Since these are quadratic bezier curves[1], I think I can solve them directly. The quadratic spline formula usually takes \(t\) as input and outputs a point \(S\):
| \(S =\) | \(\quad \quad (1-t)^{2} * P\) |
| \(+\quad 2(1-t)t * Q\) | |
| \(+\quad t^{2} * R\) |
I want to rearrange this to a polynomial of \(t\):
| \(0 =\) | \(\quad \quad P t^{2}\) | \(- \quad 2 P t\) | \(+\quad P\) |
| \(-\quad 2 Q t^{2}\) | \(+\quad2 Q t\) | ||
| \(+\quad R t^{2}\) | |||
| \(-\quad S\) |
where \(S\) is the target value. So now I can use the quadratic formula[2] to solve this:
\[ t = \frac{-b ± \sqrt{b^{2} - 4ac}}{2a} \]
where \(a = (P - 2*Q + R)\); \(b = -2*P + 2*Q\); \(c = P-S\). Does this work? I’ll try it and see. It didn’t work. But that’s because I had gotten the math rearrangement wrong (forgot a minus sign). Since I had written down all the intermediate steps, I could bisect to find my algebra error and fix it. Now it works. Given \(S\) I can find \(t\).
Note: I also tried the alternate form[3] but it wasn’t any better in this case:
\[ t = \frac{-2c}{b ± \sqrt{b^{2} - 4ac}} \]
When I use the \(x\) values from P, Q, R, I can solve for some desired \(S=x\), to get the clipping range for the horizontal lines. When I use the \(y\) values, I can solve for some desired \(S=y\), to get the clipping range for the vertical lines.
How do I draw the individual teeth? I start with an interval [lo, hi] and then use the lips to restrict the interval to [max(lo, upperlip), min(hi, lowerlip)]. If this interval is non-empty then I draw that vertical line segment.
(Also: while I was working on this I discovered some hacks in the face generator that I never took out, so I took them out. I had been trying to add more control points to make the mouth more expressive, but those extra points never worked right.)
The horizontal lines are a bit harder. It depends on whether the lips are up or down from the corners of the mouth. Case 1 is relatively easy, as a horizontal line has to be clipped once:
Case 2 is a little trickier. A horizontal line might be clipped once or split into two segments:
Case 3 is similar:
Case 4 would be the upper lip going down and the lower lip going up. This should not let you see anything inside the mouth.
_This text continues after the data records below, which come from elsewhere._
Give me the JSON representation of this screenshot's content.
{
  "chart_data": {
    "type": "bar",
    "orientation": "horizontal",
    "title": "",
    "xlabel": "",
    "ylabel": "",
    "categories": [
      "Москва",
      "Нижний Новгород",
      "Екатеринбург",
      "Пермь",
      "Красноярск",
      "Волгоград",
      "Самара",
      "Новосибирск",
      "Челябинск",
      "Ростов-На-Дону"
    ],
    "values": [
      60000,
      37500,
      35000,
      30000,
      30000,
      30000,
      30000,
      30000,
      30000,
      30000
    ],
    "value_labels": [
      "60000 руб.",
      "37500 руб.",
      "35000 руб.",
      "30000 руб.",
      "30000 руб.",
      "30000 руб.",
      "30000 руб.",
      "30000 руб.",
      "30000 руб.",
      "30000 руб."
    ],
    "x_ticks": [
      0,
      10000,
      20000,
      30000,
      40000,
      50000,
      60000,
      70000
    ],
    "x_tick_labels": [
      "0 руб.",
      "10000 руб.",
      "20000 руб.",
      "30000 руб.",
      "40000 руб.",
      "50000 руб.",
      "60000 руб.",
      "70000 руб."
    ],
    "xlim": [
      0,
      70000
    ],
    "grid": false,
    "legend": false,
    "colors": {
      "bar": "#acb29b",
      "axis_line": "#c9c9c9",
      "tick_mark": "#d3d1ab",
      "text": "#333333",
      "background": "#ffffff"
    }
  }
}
I think I can handle these by finding all the intersection points on a horizontal line, and then drawing between pairs of them. I tried that, and it worked. Hooray!
So I got things working!
I tried reloading repeatedly with random parameters, and found a case that didn’t work:
Ok, so how do I debug this? As part of generating random parameters, I printed them to the console so I knew exactly what parameter values caused it to fail, and I was able to set it to use those parameters every time:
Object.assign(FaceGenerator.shape,
{m: 0.02, p: -0.87, q: -0.62, r: 0.52, s: 0.37});
This is important for debugging! I now had a situation that failed every time I ran the program, so I could attach the debugger, add logging, add debug visualizations, etc. to investigate.
Aha, it turned out to be a problem with my parameterization. I’ve known it’s a problem, but the way I rendered it previously hid the problem so I didn’t worry about it. The parameterization of mouths is a 5-dimensional hypercube, and my goal was to have every point in that hypercube be a valid mouth. But they’re not. When m + p + q < 0 the two lips overlap and mess up the drawing. You can think of this as being one corner of the hypercube that I need to cut out. For now, I worked around the problem by pushing the lips apart if they overlap.